Ten years. That’s how long it took Selina Briley to make the leap and go back to school to earn her master’s degree. Selina is a teacher with a passion for education, but she wasn’t sure if she could continue her meaningful career and take the time to further her own education.
“I’ve always played with the idea of getting my master’s, but there’s always several worries of ‘Can I do it? It’s been too long,’” she admitted.
It wasn’t until she started a job at a new school that she started to seriously think about pursuing a degree. Selina was part of a leadership team at her new school, and it seemed that all her fellow teachers were constantly whispering about WGU and how great it was.
“They had really positive things to say about it. It was a constant in our leadership meetings,” she said.
Inspired by her colleagues, Selina decided it was the perfect time to pursue her degree. She learned about WGU’s competency-based education, which would allow her to move faster through material she knew well—without paying more. All she would have to do is prove mastery to move forward with a course—and there were no limits to how many courses she could take in a semester. She could also do all of her coursework online, any time she wanted. That meant she could keep her full-time job and do her coursework whenever it was convenient for her. Selina knew she had to learn more.
Selina’s school district was a one-to-one technology campus, which means that all the students would have access to a device. The integration of technology was extremely exciting and interesting for Selina—she loved helping her students utilize devices and programs to enhance their learning. Her school focused on blended learning and technology, and she knew the M.Ed in Learning and Technology was the perfect fit for her career needs and goals.

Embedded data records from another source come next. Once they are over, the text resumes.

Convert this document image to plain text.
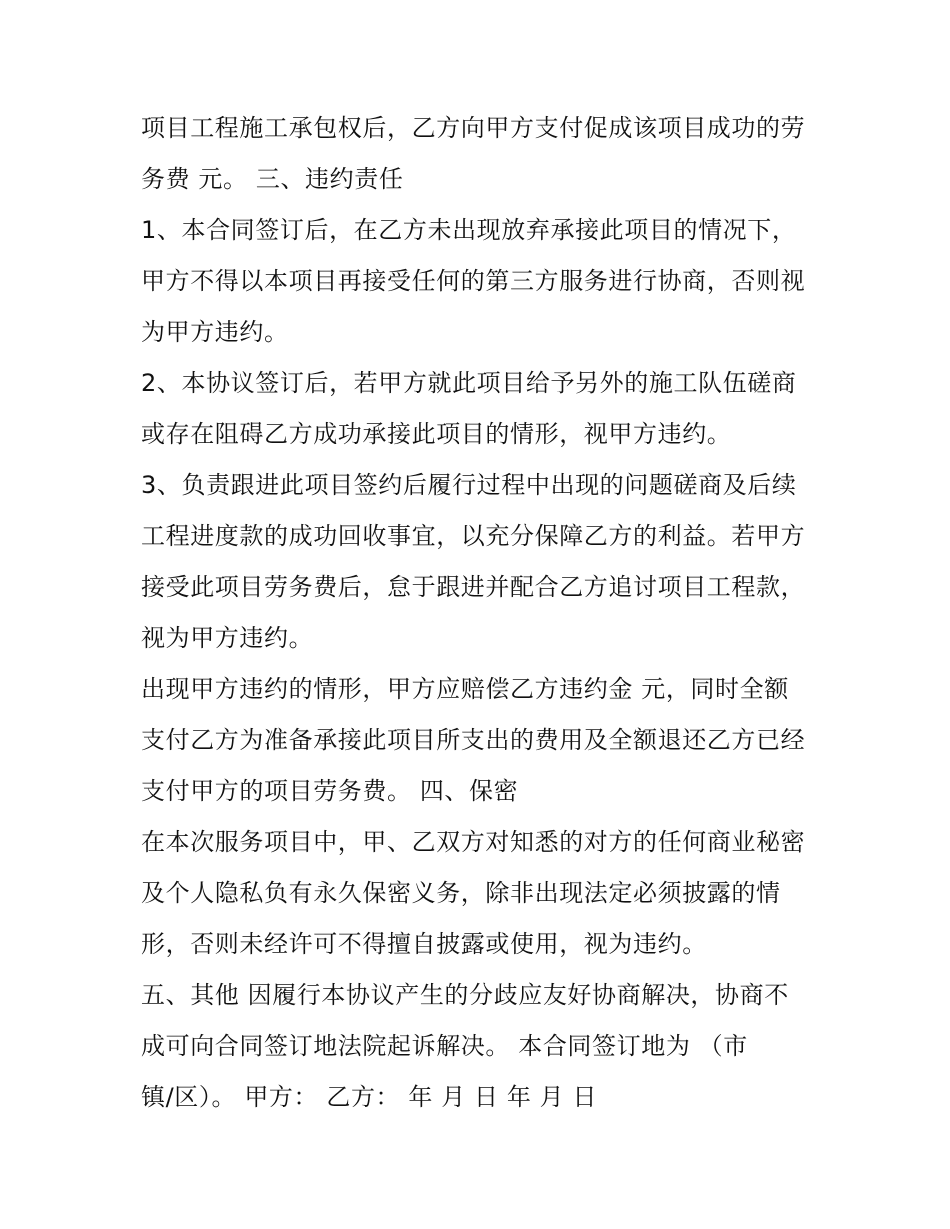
项目工程施工承包权后，乙方向甲方支付促成该项目成功的劳
务费 元。 三、违约责任
1、本合同签订后，在乙方未出现放弃承接此项目的情况下，
甲方不得以本项目再接受任何的第三方服务进行协商，否则视
为甲方违约。
2、本协议签订后，若甲方就此项目给予另外的施工队伍磋商
或存在阻碍乙方成功承接此项目的情形，视甲方违约。
3、负责跟进此项目签约后履行过程中出现的问题磋商及后续
工程进度款的成功回收事宜，以充分保障乙方的利益。若甲方
接受此项目劳务费后，怠于跟进并配合乙方追讨项目工程款，
视为甲方违约。
出现甲方违约的情形，甲方应赔偿乙方违约金 元，同时全额
支付乙方为准备承接此项目所支出的费用及全额退还乙方已经
支付甲方的项目劳务费。 四、保密
在本次服务项目中，甲、乙双方对知悉的对方的任何商业秘密
及个人隐私负有永久保密义务，除非出现法定必须披露的情
形，否则未经许可不得擅自披露或使用，视为违约。
五、其他 因履行本协议产生的分歧应友好协商解决，协商不
成可向合同签订地法院起诉解决。 本合同签订地为 （市
镇/区）。 甲方： 乙方： 年 月 日 年 月 日
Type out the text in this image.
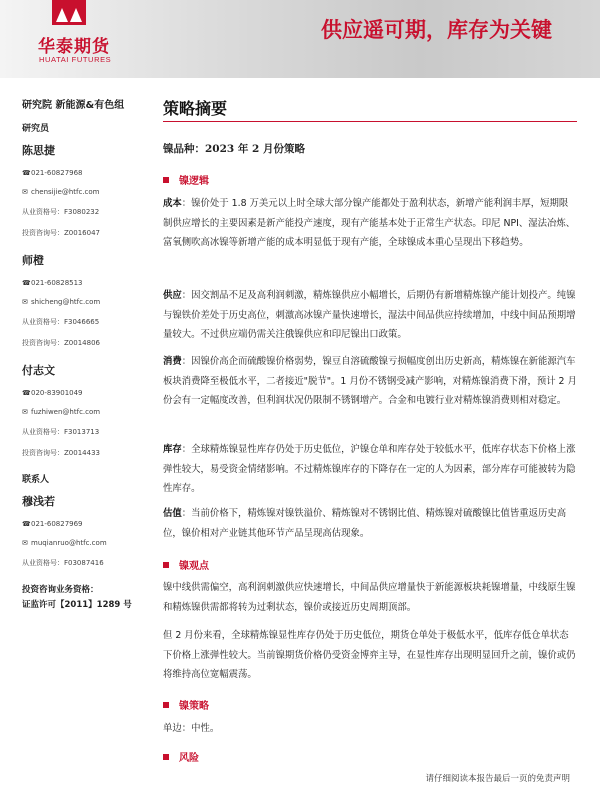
华泰期货
HUATAI FUTURES
供应遥可期，库存为关键
研究院 新能源&有色组
研究员
陈思捷
☎021-60827968
✉ chensijie@htfc.com
从业资格号：F3080232
投资咨询号：Z0016047
师橙
☎021-60828513
✉ shicheng@htfc.com
从业资格号：F3046665
投资咨询号：Z0014806
付志文
☎020-83901049
✉ fuzhiwen@htfc.com
从业资格号：F3013713
投资咨询号：Z0014433
联系人
穆浅若
☎021-60827969
✉ muqianruo@htfc.com
从业资格号：F03087416
投资咨询业务资格：
证监许可【2011】1289 号
策略摘要
镍品种：2023 年 2 月份策略
镍逻辑
成本：镍价处于 1.8 万美元以上时全球大部分镍产能都处于盈利状态，新增产能利润丰厚，短期限制供应增长的主要因素是新产能投产速度，现有产能基本处于正常生产状态。印尼 NPI、湿法冶炼、富氧侧吹高冰镍等新增产能的成本明显低于现有产能，全球镍成本重心呈现出下移趋势。
供应：因交割品不足及高利润刺激，精炼镍供应小幅增长，后期仍有新增精炼镍产能计划投产。纯镍与镍铁价差处于历史高位，刺激高冰镍产量快速增长，湿法中间品供应持续增加，中线中间品预期增量较大。不过供应端仍需关注俄镍供应和印尼镍出口政策。
消费：因镍价高企而硫酸镍价格弱势，镍豆自溶硫酸镍亏损幅度创出历史新高，精炼镍在新能源汽车板块消费降至极低水平，二者接近"脱节"。1 月份不锈钢受减产影响，对精炼镍消费下滑，预计 2 月份会有一定幅度改善，但利润状况仍限制不锈钢增产。合金和电镀行业对精炼镍消费则相对稳定。
库存：全球精炼镍显性库存仍处于历史低位，沪镍仓单和库存处于较低水平，低库存状态下价格上涨弹性较大，易受资金情绪影响。不过精炼镍库存的下降存在一定的人为因素，部分库存可能被转为隐性库存。
估值：当前价格下，精炼镍对镍铁溢价、精炼镍对不锈钢比值、精炼镍对硫酸镍比值皆重返历史高位，镍价相对产业链其他环节产品呈现高估现象。
镍观点
镍中线供需偏空，高利润刺激供应快速增长，中间品供应增量快于新能源板块耗镍增量，中线原生镍和精炼镍供需都将转为过剩状态，镍价或接近历史周期顶部。
但 2 月份来看，全球精炼镍显性库存仍处于历史低位，期货仓单处于极低水平，低库存低仓单状态下价格上涨弹性较大。当前镍期货价格仍受资金博弈主导，在显性库存出现明显回升之前，镍价或仍将维持高位宽幅震荡。
镍策略
单边：中性。
风险
请仔细阅读本报告最后一页的免责声明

“I just fell in love with the idea of technology integration, and I wanted to learn more. So when I heard that WGU offered this program, it was immediate for me,” she said.
Selina graduated with her M.Ed in Learning and Technology and now does what her colleagues once did—she spreads the word about WGU to anyone who will listen.
“I definitely recommend the master’s in learning and technology to my coworkers and pretty much everyone that I see that asks me ‘How did I do it, how did I get my master’s?’” she laughed. “I would recommend WGU to anyone and everyone.”